Hacker News new | ask | show | jobs
by infecto 16 days ago
Part of that reason is Microsoft office is a third class citizen on macOS.

Edit: Not sure why this would get downvoted. Weird. It absolutely lags behind windows version of the products by years. Excel did not get ribbon key shortcuts until 6 months ago. It’s a pretty terrible experience for most power users.

4 comments

Many companies nowadays only provide the most basic office license with only web access to office apps for most of their employees. So for those that puts all OS at the same level.

Having said that software lagging in versions/features doesn't mean users are less efficient using the older tool. Are todays office users more efficient in word and excel with the ribbon than they were using office97 a few decades ago? Has it been measured? I know I am still lost whenever I need to find something on the ribbon.

Sure if you are a basic user it’s no issue. Basic being someone using 1% of the feature set. The moment you start developing any skills in office there is an actual difference in the product. Like I already said, MacOS did not have ribbon shortcuts until a few months ago. That’s simply insulting that such a core function for users would be missing.
The ribbon is a UI providing a way to access functions, not a core function in itself.
Are we arguing if ribbon shortcuts are not a core function?? I don’t know why we are even going down this road but… for any user that has moderate level of use in excel, the keyboard shortcuts are used so heavily that they absolutely become a core function to the use of the platform. Power users in finance may even go to the extreme of popping out certain key caps on their keyboard to reduce mistakes and maximize their efficiency.
How? My experience with Excel, Word, Powerpoint, event Teams, is that they generally work fine. This is unlike the situation from e.g. 20 years ago, when you could barely get work done due to all the crashes, but that is a very distant memory now. There was a brief time during 2019 when Teams on Mac was kind of awful, but that's long ago in the past as well.

My biggest complaint these days is that Teams uses far too much CPU when I'm sharing my screen. But other than that, everything seems to be ok.

People might not remember, but Word, Excel, and PowerPoint were all released for the Macintosh before Windows.
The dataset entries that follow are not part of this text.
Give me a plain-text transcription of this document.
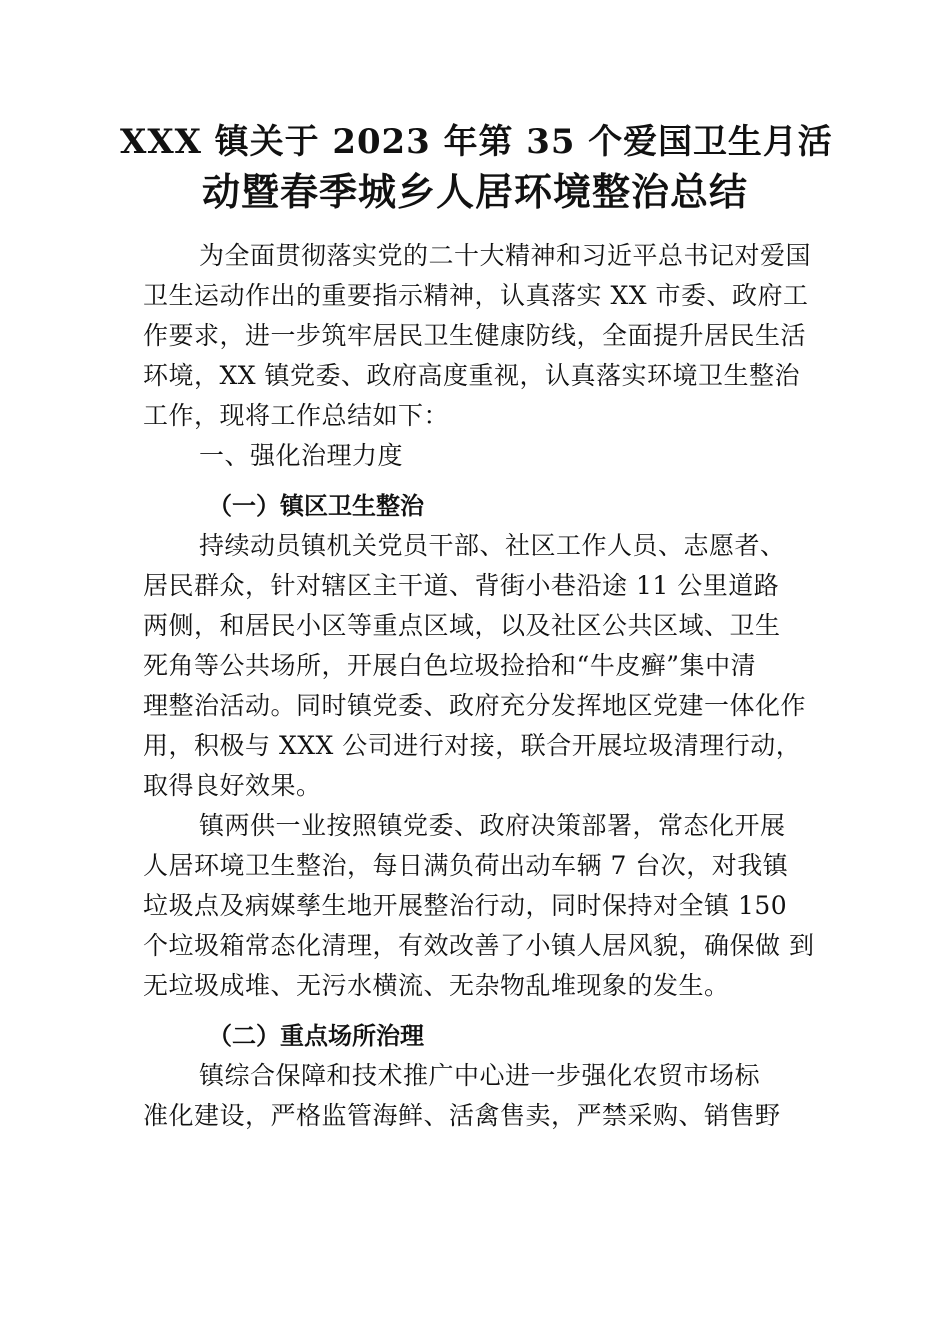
XXX 镇关于 2023 年第 35 个爱国卫生月活
动暨春季城乡人居环境整治总结
为全面贯彻落实党的二十大精神和习近平总书记对爱国
卫生运动作出的重要指示精神，认真落实 XX 市委、政府工
作要求，进一步筑牢居民卫生健康防线，全面提升居民生活
环境，XX 镇党委、政府高度重视，认真落实环境卫生整治
工作，现将工作总结如下：
一、强化治理力度
（一）镇区卫生整治
持续动员镇机关党员干部、社区工作人员、志愿者、
居民群众，针对辖区主干道、背街小巷沿途 11 公里道路
两侧，和居民小区等重点区域，以及社区公共区域、卫生
死角等公共场所，开展白色垃圾捡拾和“牛皮癣”集中清
理整治活动。同时镇党委、政府充分发挥地区党建一体化作
用，积极与 XXX 公司进行对接，联合开展垃圾清理行动，
取得良好效果。
镇两供一业按照镇党委、政府决策部署，常态化开展
人居环境卫生整治，每日满负荷出动车辆 7 台次，对我镇
垃圾点及病媒孳生地开展整治行动，同时保持对全镇 150
个垃圾箱常态化清理，有效改善了小镇人居风貌，确保做 到
无垃圾成堆、无污水横流、无杂物乱堆现象的发生。
（二）重点场所治理
镇综合保障和技术推广中心进一步强化农贸市场标
准化建设，严格监管海鲜、活禽售卖，严禁采购、销售野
Back then, the Macintosh versions were 1st-class citizens and (and you mention), Windows versions were a buggy mess.

Having used versions on both for years, I'd say there was a "dark" time around 2011 when the macOS versions were lagging badly feature-wise, but they're pretty much on-par today.

My biggest complaint is that you can't turn off the ridiculous animations in macOS versions (e.g. moving between cells in Excel). That makes the entire suite "feel" slower when in reality, the macOS version could easily be just as responsive as the Windows suite.

They still aren't on-par today, in MacOS Excel you can't do some charts you can do on Windows.
I can't speak for Teams (that is just an Electron app), but all of the legacy Mac Office apps are still a subset of the capabilities of their Windows counterparts.

If you can't tell the difference between Google Sheets and Excel, you probably won't notice the difference between Mac and Windows Excel. But if you are in some role like finance where you spend a ton of time in Excel, the gaps become obnoxiously noticeable. Especially because VBA is completely non-existent on Mac.

What's sad is that in my experience supporting 80 users, Word et al work with fewer issues on Mac. The stack integration on Windows is fine, until it isn't.
Lack of parity. It’s getting better but my classic example is ribbon shortcuts for Excel. They did not exist until something like 6 months ago.
Anecdotal but I’m a sysadmin in the IT dept in my rather larger company and have zero issues with office on my daily driver m2 Mac Pro. On my Dell precision running win 11 I constantly have issues with outlook, teams, etc.
Cannot speak to bugs but purely functionality. Historically speaking the macOS products lag by years.
I don’t know why you are getting downvoted, agree with you, Microsoft Office is awful on macOS, it just doesn’t work the same, has awful integration with Sharepoint (and Sharepoint in MS Teams and OneDrive), and continuously forgets its properly licensed and complains with a big message that it isn’t licensed - sometimes downgrading to read only. It’s just a terrible thing to use.